Art Direction For WordPress

“Art direction”, custom post designs, whatever you want to call them have taken off in a big way recently. First it was Jason Santa Maria amongst others, then Smashing Magazine picked up on it and as a trend
it exploded. For good reason too;
they’re awesome and great fun to do.
My personal favourites are the ones on Design Informer and Binary Moon. Both, like WPShout, are powered by WordPress. Unlike WPShout, they’re using custom post templates, something I’ve found myself increasingly against as
they’re a pain once you change the design.
Sure, no way’s going to be perfect once you change a design, but some ways are
less of a pain than others.
Art direction is awesome and enhances your blog no end.
Here on WPShout I’m using CSS exclusively. This means the HTML doesn’t change one bit between non art directed posts and art directed posts; I just use a custom field to add in an extra stylesheet. When I first started dabbling in art direction a couple of months ago I found myself using inline styles through custom fields, but quickly realised that sucks because you can’t easily reuse the styles (find styles from last time, find file on FTP, load into text editor and so on) and, crucially, you can’t gracefully degrade your posts; the WPShout layout is over 1024px, thus visitors with that screen size just get the standard layout which, although still larger than 1024px, crucially the content area isn’t so posts are still readable. With external stylesheets I can selectively apply them and make new art directed posts quicker.
Using my CSS only way, it’s
fairly easy
to get started.

The three key rules of art.
1. I find that writing a post with the design in mind just doesn’t work. I have to write the post first and then fiddle around with the design. If you write trying to work out how you’ll style it, you’ll never get anything written.
2. Next, a simple reset of a couple of styles is a godsend. I’ve got a couple of styles I use as a reset and immediately my content area gets set to full width on a white background and pushes the sidebar down to level with the start of the comments. I’ve found keeping the header, sidebar, comments and footer just adds that extra bit of consistency which is important.
3. Finally, go crazy nuts with all the stuff you know is bad — use negative margins and a whole load of divs like there’s no tomorrow but crucially if you get rid of the stylesheet, everything goes back to normal and so you’re future proofed against any theme changes you make in the future.

The WordPress-ifying bit
As you might have been able to guess, we’re going to use custom fields to add our stylesheet to the post.
First thing to do is to upload the stylesheet — you’ll probably want it in your theme’s directory.
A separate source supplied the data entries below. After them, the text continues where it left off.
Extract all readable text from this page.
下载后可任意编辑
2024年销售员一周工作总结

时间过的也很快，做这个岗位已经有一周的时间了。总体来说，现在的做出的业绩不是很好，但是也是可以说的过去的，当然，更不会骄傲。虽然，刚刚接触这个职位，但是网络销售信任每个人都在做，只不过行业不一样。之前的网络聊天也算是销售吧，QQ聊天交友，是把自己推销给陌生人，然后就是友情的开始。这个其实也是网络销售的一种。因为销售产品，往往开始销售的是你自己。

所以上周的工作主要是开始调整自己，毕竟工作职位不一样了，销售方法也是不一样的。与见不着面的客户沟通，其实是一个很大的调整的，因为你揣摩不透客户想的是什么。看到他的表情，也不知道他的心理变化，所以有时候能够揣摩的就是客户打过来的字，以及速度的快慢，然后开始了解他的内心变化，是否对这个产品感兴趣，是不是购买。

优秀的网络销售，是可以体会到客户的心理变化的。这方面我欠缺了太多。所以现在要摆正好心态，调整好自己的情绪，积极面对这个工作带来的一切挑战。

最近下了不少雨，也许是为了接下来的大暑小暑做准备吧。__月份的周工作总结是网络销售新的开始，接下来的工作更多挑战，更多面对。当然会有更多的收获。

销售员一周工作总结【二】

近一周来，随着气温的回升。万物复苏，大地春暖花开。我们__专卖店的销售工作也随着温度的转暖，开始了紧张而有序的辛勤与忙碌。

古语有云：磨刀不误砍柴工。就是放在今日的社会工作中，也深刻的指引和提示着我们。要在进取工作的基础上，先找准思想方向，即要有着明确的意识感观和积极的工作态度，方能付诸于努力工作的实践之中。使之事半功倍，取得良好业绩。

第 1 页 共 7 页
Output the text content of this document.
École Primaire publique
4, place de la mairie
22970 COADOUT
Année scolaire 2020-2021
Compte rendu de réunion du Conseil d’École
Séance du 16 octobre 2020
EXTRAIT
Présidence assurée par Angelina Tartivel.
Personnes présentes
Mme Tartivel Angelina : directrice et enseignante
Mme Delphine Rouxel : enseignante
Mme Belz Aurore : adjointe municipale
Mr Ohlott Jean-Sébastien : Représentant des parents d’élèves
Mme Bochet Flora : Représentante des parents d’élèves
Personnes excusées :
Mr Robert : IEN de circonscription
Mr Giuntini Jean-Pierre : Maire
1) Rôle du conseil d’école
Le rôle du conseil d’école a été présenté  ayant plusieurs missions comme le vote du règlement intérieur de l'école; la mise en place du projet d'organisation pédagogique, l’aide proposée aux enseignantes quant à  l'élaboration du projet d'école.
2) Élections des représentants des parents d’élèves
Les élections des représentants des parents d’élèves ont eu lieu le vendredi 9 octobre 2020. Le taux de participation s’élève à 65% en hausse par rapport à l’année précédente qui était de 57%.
Copy and paste the URL into a custom field “CSS”.
Next, pop open the header.php file and add the following, after your standard stylesheet:
<?php if (is_single()) {
$css = get_post_meta($post->ID, 'css', true); if ($css) { ?>
<link type="text/css" rel="stylesheet" media='screen' href="<?php echo $css; ?>" />
<?php } } ?>
Here we’re assuming your theme makes the fairly standard (in more recent themes) step of running the loop to get various titles or tags for SEO, but if it doesn’t then you can either run the loop or get custom fields outside the loop (thanks @ThemeLab and @mus_hi).
The designing bit
So now you’ve written the post and loaded the stylesheet, the next step is to actually fill that stylesheet. I’ve found the nth-of-type pseudo selector to be a fantastic way round of wrapping each paragraph in a div — you want to float the third paragraph right so instead of using the HTML editor to add a div around the paragraph, you can instead do this:
.hentry p:nth-of-type(3){ float:right; }
Bear in mind that if you’ve got some meta information first, that might mean the third paragraph of post content is actually the fourth paragraph within the hentry div.
And then you’re off. It’s great fun just fiddling around with styles to get your content laid out in a unique way.
It’s that simple
It’s taken me a while to actually see how easy it is to “art direct” my posts, but with a simple reset and adding stylesheets easily through custom fields, it’s fantastic fun just playing around and making a unique experience for your readers. Go on, give it a try.